Holger's lips formed a hard line.

"Fine," he said angrily. "But Holger know what must be done about the vurstreldamen. Oh yes! Holger know!"

Holger set off towards the next room. Lee ran after him and put a hand on his shoulder to stop him.

"Holger," he said. "Are you sure this is the right thing to do?"

"Holger know it is," Holger said. "Holger know what vurstreldamen are capable of."

"Then we're behind you," Lee said. Tina nodded, and Jenny put a hand on Holger's other shoulder. "We just–we–it's not going to be easy. Okay?"

Holger nodded and smiled. "Thank you, Lee of Pings. But time for regrets is not now. Now is time for vurstreldamen to meet their fate!"

Holger pushed down on the door handle. The one was unlocked just like the previous door.


702 Desert Avenue
St. Louis, Missouri

There were twenty-five rooms in total on the ninth floor. Twelve on the west, thirteen on the east. By the time the group had finished with the last room on the east side, the sun had risen so high that the rays barely bathed the last vampire's bed in light.

Thirteen rooms, thirteen unlocked doors, thirteen burning vampire corpses. This was the record as the group exited the last of the eastern rooms.

"Can we take a break?" Lee asked. "We'll need to figure out what we do about the other vampires."

"Yeah," Tina said weakly. "I'm feeling nauseous." She sat down.

"But friends! We must press on!" Holger said. "We must save the world from vurstreldamen!"

"Not that I disagree with you," Lee said, "but uh, how? In case you didn't notice, all those rooms were on the east side of the building."

"Yes, so?" Holger said.

"So, it's still morning," Lee said.

"Yes," Holger agreed.

Lee paused for a few seconds to let Holger catch on. Jenny was not as kind.

"Holger, the sun won't kill them the instant we open the curtains," Jenny said. "We'll have to wait several hours and hope that nobody catches on."

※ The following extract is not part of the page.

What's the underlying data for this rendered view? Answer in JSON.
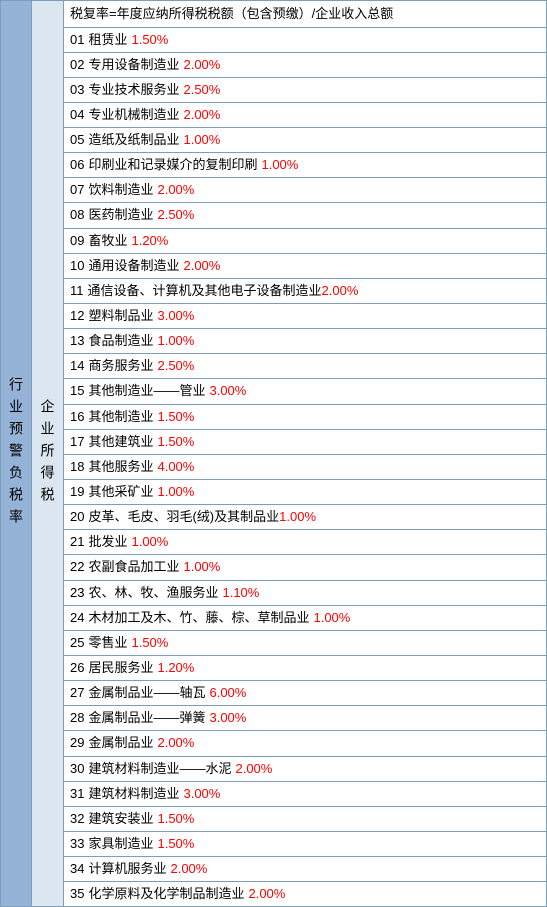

Holger furrowed his brow. "Why?"

"Because the sun's on the other side of the building!" Jenny said exasperatedly.

Holger's eyes widened. "Oh, Holger is silly goosenghogen! How could Holger forget? Much apologies, friends!"

"Whoa, Holger, it's not the end of the world," Lee soothed. "We just–need to come up with a new plan. For the other vampires."

Holger calmed down slightly. "You think we can still stop the vurstreldamen even though sun is not on our side?"

"Yeah," Tina said. "I mean, the sun's going to go down eventually."

"Oh no!" Holger said. "That means vurstreldamen will wake up and eat us!"

"No, but Holger, it'll go down on the west," Lee said. "That means that if we open the curtains and wait, it should, uh, cook them–"

Tina's cheeks bulged. She rolled onto her hands and knees and puked right in front of a dead vampire's door. Holger ignored this, instead stroking his chin with a smile on his face.

"So, we play the waiting game and defeat vurstreldamen that way?" he asked. "Holger like Lee's ideacake!"

"Okay, but can we have fifteen minutes?" Jenny asked. "I don't know about you, but my breakfast feels like it's about to follow Tina's."

"Ew..." Tina said.

"Yeah, a little too much information there," Lee said.

"Fine," Holger said, slightly put out. "We will wait."